In VS Code you can set up a devcontainers configuration, and it’ll automatically fire up a container when you open your project and let you work there as if it was native: no need for you to remember to launch the container and to shut it down afterwards. It’ll also mount your code directory so that the edits you do there will be on your local machine to, so no need to worry about your work being somewhere else.
Microsoft provide some templates for most common languages out there for you to try, so you can open your Python, Go, Node project in a container without having to have that toolchain installed locally. Their Go one is really neat, with breakpoints and other interactive features just working out the box.
All the templates just use a single container managed from a Dockerfile, but if you look through the feature documentation you’ll find it also supports docker-compose configuration, so you can bring up not just a container for your bit of code, you can also bring up all the surrounding infrastructure: a database container, a redis container, a fluentd container etc. Indeed, I’m now using a full Elastic Search/Kibana stack for looking at my local debug output, which is quite neat compared to digging through logs. And the best bit is VS Code will manage creating all this and tidying it all away when I’m done - and for this my battery life is grateful.
The docker-compose path isn’t quite as easy to setup as you’d hope. Firstly, in production most projects will not use a container for their service that has anything like a full interactive environment, as these are large to move around and represent a security risk, so are using instead either a minimal Alpine linux stack or, if you’re using Go, even a bare scratch image. Thus you’ll want to make a custom development Dockerfile for the service you’re working on, and for that I’m just taking the Microsoft example container for that particular language (Python, Go, etc.) and tweaking that.
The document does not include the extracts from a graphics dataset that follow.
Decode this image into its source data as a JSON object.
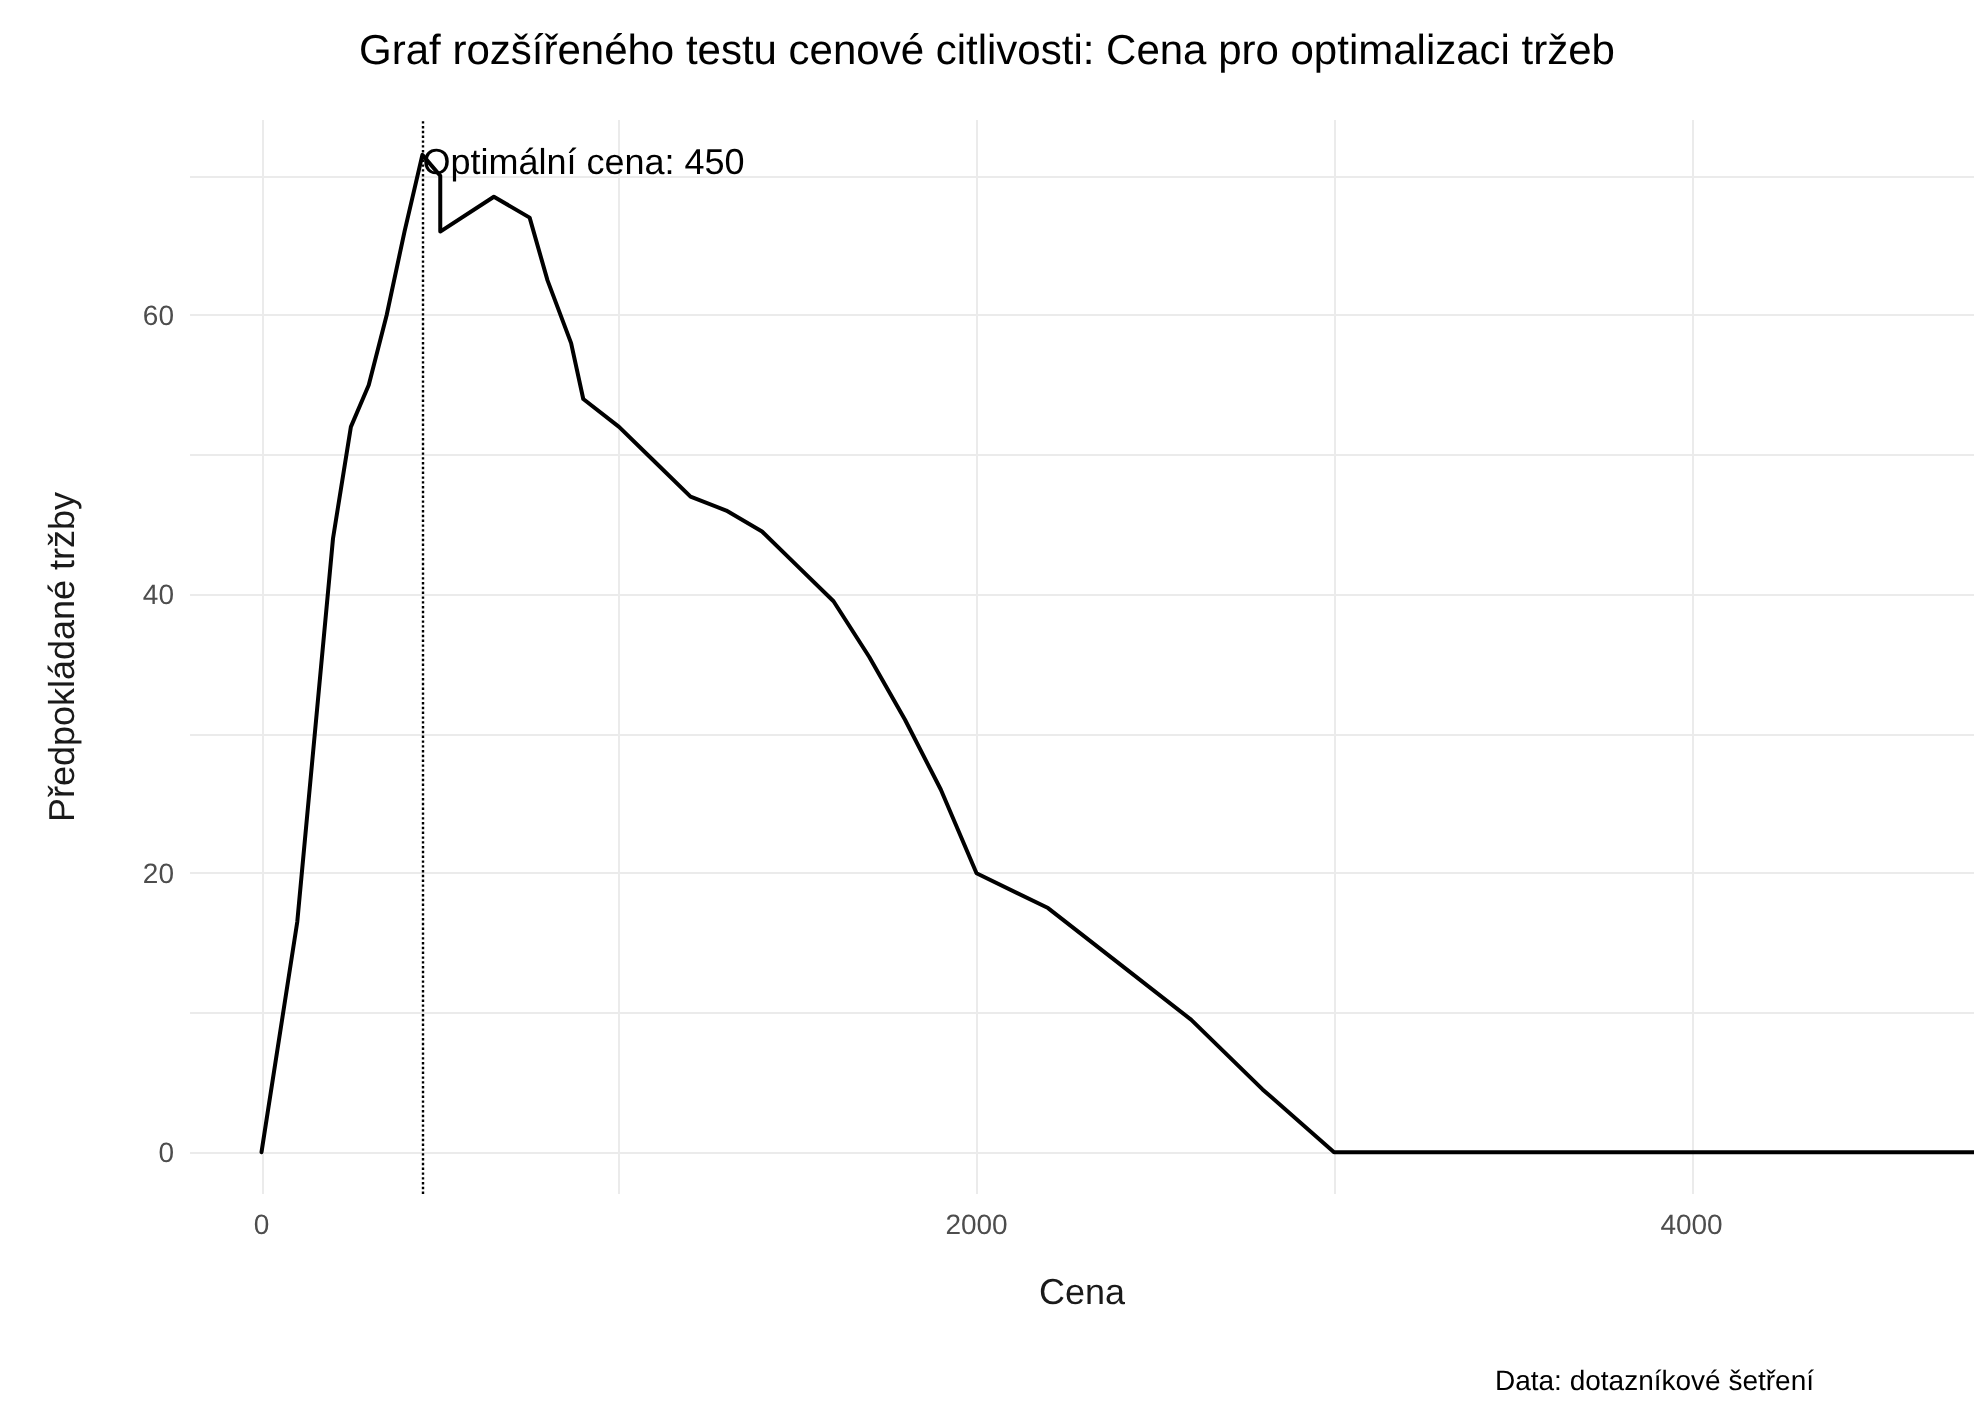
{
  "chart_data": {
    "type": "line",
    "title": "Graf rozšířeného testu cenové citlivosti: Cena pro optimalizaci tržeb",
    "xlabel": "Cena",
    "ylabel": "Předpokládané tržby",
    "x": [
      0,
      100,
      200,
      250,
      300,
      350,
      400,
      450,
      500,
      500,
      650,
      750,
      800,
      866,
      900,
      1000,
      1100,
      1200,
      1300,
      1400,
      1500,
      1600,
      1700,
      1800,
      1900,
      2000,
      2200,
      2400,
      2600,
      2800,
      3000,
      4790
    ],
    "series": [
      {
        "color": "#000000",
        "values": [
          0,
          16.5,
          44,
          52,
          55,
          60,
          66,
          71.5,
          70,
          66,
          68.5,
          67,
          62.5,
          58,
          54,
          52,
          49.5,
          47,
          46,
          44.5,
          42,
          39.5,
          35.5,
          31,
          26,
          20,
          17.5,
          13.5,
          9.5,
          4.5,
          0,
          0
        ]
      }
    ],
    "xlim": [
      -200,
      4790
    ],
    "xticks": [
      0,
      {
        "value": 1000,
        "label": null
      },
      2000,
      {
        "value": 3000,
        "label": null
      },
      4000
    ],
    "ylim": [
      -3,
      74
    ],
    "yticks": [
      0,
      {
        "value": 10,
        "label": null
      },
      20,
      {
        "value": 30,
        "label": null
      },
      40,
      {
        "value": 50,
        "label": null
      },
      60,
      {
        "value": 70,
        "label": null
      }
    ],
    "grid": true,
    "marker": "none",
    "line_style": "solid",
    "ref_lines": [
      {
        "axis": "x",
        "value": 450,
        "line_style": "dotted",
        "color": "#000000"
      }
    ],
    "annotations": [
      {
        "text": "Optimální cena: 450",
        "x": 450,
        "y": 71
      },
      "Data: dotazníkové šetření"
    ]
  }
}
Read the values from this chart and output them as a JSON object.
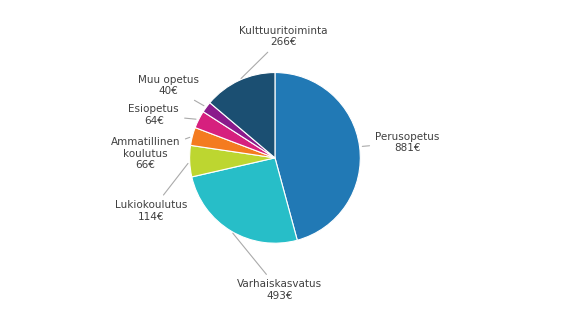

This in turn means you need to tweak your docker-compose file. Normally you’d use an override file to just swap out a production container for a development one, but unfortunately, as far as I can tell, the VS Code dev container configuration file only lets you specify a full docker compose file, so I had to duplicate my production one (and I’ll need to remember to keep the two files in sync over time).
The third bit of friction to getting this set up is you only get to see stdout/stderr from the container that you nominate as your development environment, so if you have failures in your other containers you won’t see them. This is generally not a problem once you have things set up and working, but in that initial bootstrapping period can be quite frustrating. If you have a EFK/ELK logging stack then I’d recommend getting all your containers to log to there, or making everything log to a shared volume that is mounted in your development container also to make all the logs easier to inspect.
The final thing to note here is that this does seem to have a bit of a performance hit compared with running locally, at least on my older laptop. But I’m more interested in my manual and automated testing being correct due to hitting the same environment as production vs being fast but using an approximation of a database rather than the real thing.
So, there is some friction to get set up, but once you get through that initial phase it does just work. Now I’m now able to develop and test my code as if I was in the cloud itself (which, if you read up on the Codespaces feature I mentioned above, is where Microsoft are going with this), and I never realise half a day later I’m still running postgres and that’s why my Adobe tools are so slow.
I spotted today this sort of container orchestration is coming to the full Visual Studio, which is neat, but until Visual Studio works with Python/Django or Go less useful for the projects I work on, and VS Code lets me do this today.